İşaratü'l-İ'caz, Sayfa 23
[5]. “Evet, iman-ı taklidi, çabuk şüphelere mağlup olur. Ondan çok kuvvetli ve çok geniş olan iman-ı tahkikide pek çok meratip (mertebeler) var. O meratiplerden (mertebelerden) ilmelyakin mertebesi, çok bürhanlarının kuvvetleriyle binler şüphelere karşı dayanır. Hâlbuki taklidi iman bir şüpheye karşı bazan mağlup olur. Hem iman-ı tahkikinin bir mertebesi de aynelyakin derecesidir ki, pek çok mertebeleri var. Belki esma-i İlahiye adedince tezahür (belirme) dereceleri var. Bütün kâinatı bir Kur’ân gibi okuyabilecek derecesine gelir. Hem bir mertebesi de hakkalyakindir. Onun da çok mertebeleri var. Böyle imanlı zatlara şübehat orduları hücum da etse bir halt edemez.”
Sikke-i Tasdik-i Gaybi / syf: 191, Emirdağ Lahikası / syf:92
[6a]. "Gàye-i insaniyet (insan olmanın gereği) ve vazife-i beşeriyet (insanlığın vazifesi), ahlâk-ı İlâhiye (İlahi ahlak) ile ve secâyâ-i hasene (güzel huylar) ile tahallûk etmekle (ahlaklanma ile) beraber aczini bilip kudret-i İlâhiyeye ilticâ (sığınma), zaafını görüp kuvvet-i İlâhiyeye istinat (dayanma), fakrını görüp rahmet-i İlâhiyeye itimad (güvenme), ihtiyacını görüp gınâ-i İlâhiyeden istimdâd (yardım), kusurunu görüp afv-ı İlâhîye istiğfar (af dileme), naksını görüp kemâl-i İlâhîye tesbihhan (eksiklerini sayan) olmaktır."
Sözler / 30. Söz / 1. Makam / syf: 498
[6b]. “İman-ı tahkiki ilmelyakinden hakkalyakine yakınlaştıkça daha selb edilmeyeceğine (engellenemeyeceğine) ehl-i keşf ve tahkik hükmetmişler. Demişler ki: "Sekerat (ölüm) vaktinde, şeytan, vesvesesiyle ancak akla Şüpheler verip tereddüde düşürebilir. Bu nevi iman-ı tahkiki ise yalnız akılda durmuyor, belki hem kalbe, hem ruha, hem sırra, öyle letaife sirayet ediyor, kökleşiyor ki, şeytanın eli o yerlere yetişemiyor; öylelerin imanı zevalden (yok olmaktan) mahfuz kalıyor (korunuyor)."
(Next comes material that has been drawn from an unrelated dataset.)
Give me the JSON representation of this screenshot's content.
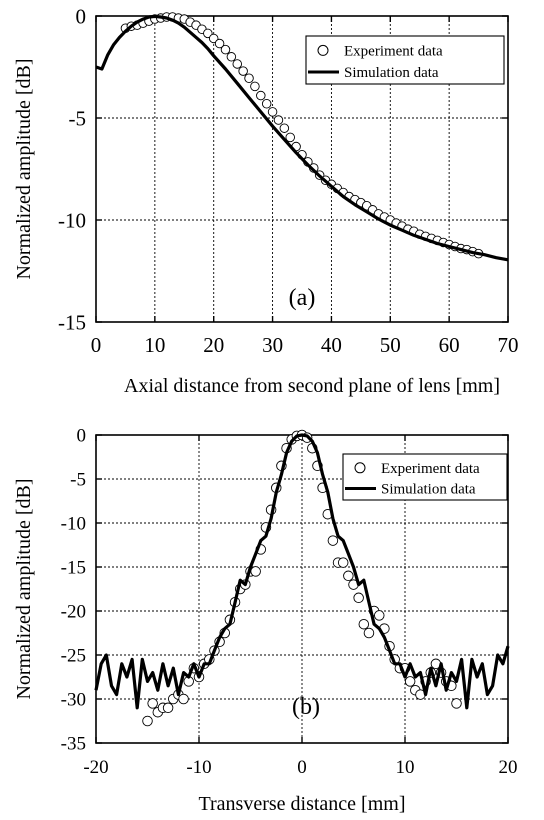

Sikke-i Tasdik-i Gaybi / syf: 29
[7]. İnsana emanet bırakılan diğer anahtarlar ise; başta canımız olmak üzere ruhumuz ve hayatımız, vahiy hakikati (Kur’anı Kerim) ve cennet – cehennem gibi yüklerdir.
[8].“Âlemin miftâhı insanın elindedir ve nefsine takılmıştır. Kâinat kapıları zâhiren açık görünürken, hakikaten kapalıdır. Cenâb-ı Hak, emânet cihetiyle insana ene nâmında öyle bir miftah vermiş ki, âlemin bütün kapılarını açar; ve öyle tılsımlı bir enâniyet vermiş ki, Hallâk-ı Kâinatın künûz-u mahfiyesini onun ile keşfeder.”